Objective: Depletion of B cells by anti-CD20 monoclonal antibodies has been proven to reduce relapsing remitting multiple sclerosis (RRMS) activity and progression of primary progressive MS (PPMS). In our study, we aimed to retrospectively present our clinical experience and contribute to real-life data after the use of Ocrelizumab. Material and Methods: Patients aged 18-55 years using Ocrelizumab and diagnosed with MS by McDonald's 2017 criteria were included. Neurological examination findings and EDSS findings available in our file records were used to evaluate the level of disability. Patients with MRI lesions consistent with their clinical complaint lasting more than 24 hours were evaluated as an attack. Patients' ages, MS diagnosis times, and previous immune modulatory treatments were recorded. The number of T2, FLAIR sequence MRI lesions, EDSS before ocrelizumab, and the number of T2, FLAIR sequence MRI lesions 1 year after receiving ocrelizumab were recorded.
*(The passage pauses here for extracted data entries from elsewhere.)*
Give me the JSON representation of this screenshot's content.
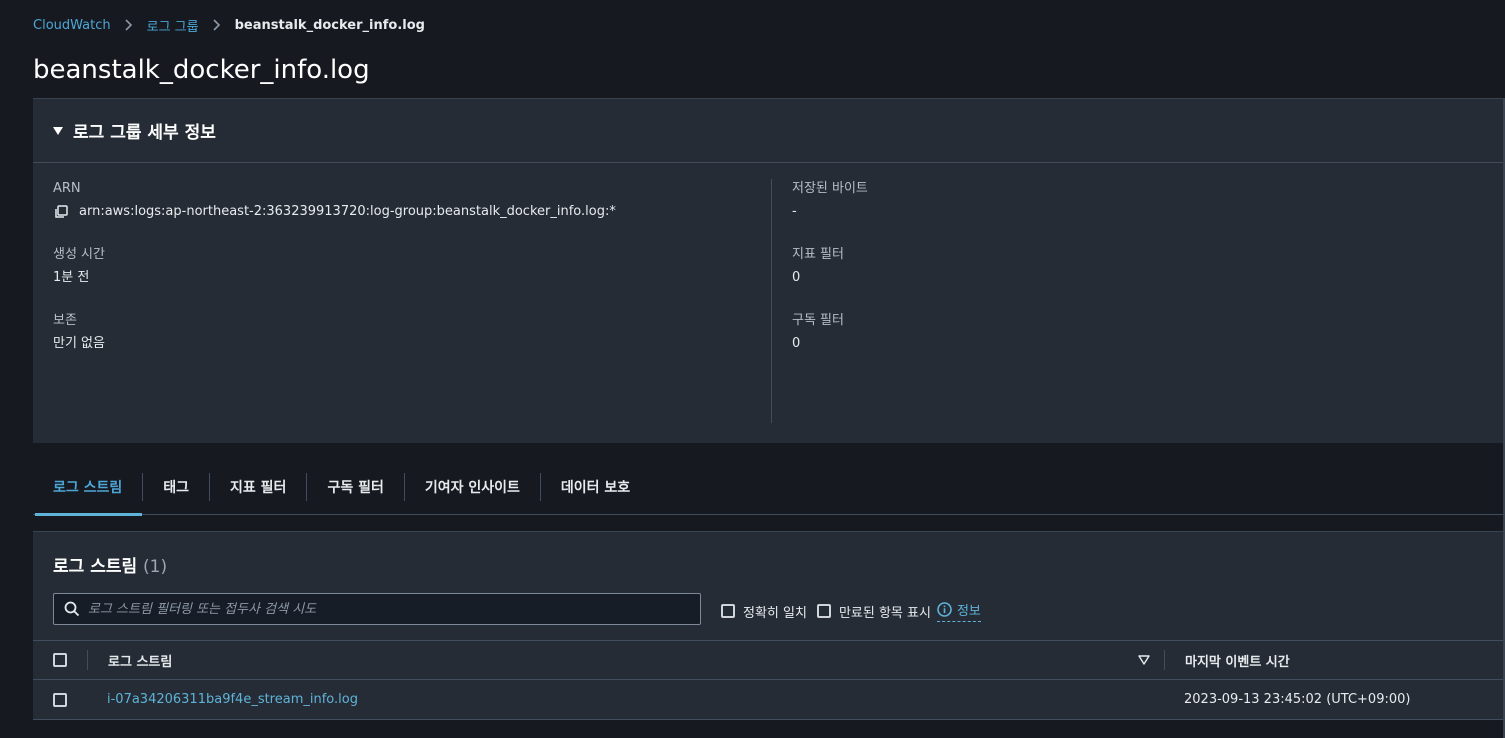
{
  "breadcrumb": {
    "root": "CloudWatch",
    "parent": "로그 그룹",
    "current": "beanstalk_docker_info.log"
  },
  "page_title": "beanstalk_docker_info.log",
  "details": {
    "title": "로그 그룹 세부 정보",
    "arn_label": "ARN",
    "arn_value": "arn:aws:logs:ap-northeast-2:363239913720:log-group:beanstalk_docker_info.log:*",
    "created_label": "생성 시간",
    "created_value": "1분 전",
    "retention_label": "보존",
    "retention_value": "만기 없음",
    "stored_bytes_label": "저장된 바이트",
    "stored_bytes_value": "-",
    "metric_filters_label": "지표 필터",
    "metric_filters_value": "0",
    "subscription_filters_label": "구독 필터",
    "subscription_filters_value": "0"
  },
  "tabs": [
    {
      "label": "로그 스트림",
      "active": true
    },
    {
      "label": "태그"
    },
    {
      "label": "지표 필터"
    },
    {
      "label": "구독 필터"
    },
    {
      "label": "기여자 인사이트"
    },
    {
      "label": "데이터 보호"
    }
  ],
  "streams": {
    "title": "로그 스트림",
    "count": "(1)",
    "search_placeholder": "로그 스트림 필터링 또는 접두사 검색 시도",
    "exact_match_label": "정확히 일치",
    "show_expired_label": "만료된 항목 표시",
    "info_label": "정보",
    "col_name": "로그 스트림",
    "col_last_event": "마지막 이벤트 시간",
    "rows": [
      {
        "name": "i-07a34206311ba9f4e_stream_info.log",
        "last_event": "2023-09-13 23:45:02 (UTC+09:00)"
      }
    ]
  },
  "colors": {
    "link": "#5fb3d9",
    "panel": "#252c35",
    "background": "#16191f"
  }
}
After 1 year of follow-up, the absence of attacks, no increase in the number of lesions in MRI, and no progress in EDSS were accepted as NEDA 3. Results: Our cases in this study include 30 MS patients. Patients were 26.7% relapsing remitting MS (RRMS), 26.7% primary progressive MS (PPMS), and 46.7% secondary progressive MS (SPMS). There was no attack in 87.5% of the RRMS patient group. In the SPMS patient group, no attacks were observed after ocrelizumab in the cases with attacks. In our study, the rate of patients who did not develop new T2 lesions and whose lesions disappeared was 62.5% in the RRMS patient group, 78.5% in the SPMS patient group, and 75% in the PPMS patient group. In the total patient group, the rate of patients without EDSS increase was 93% (28 patients). Conclusion: In our study, it was determined that ocrelizumab was effective by reducing the attack rates, preserving the EDSS scores and preventing the increase in the lesion burden. Our findings are consistent with real-life data.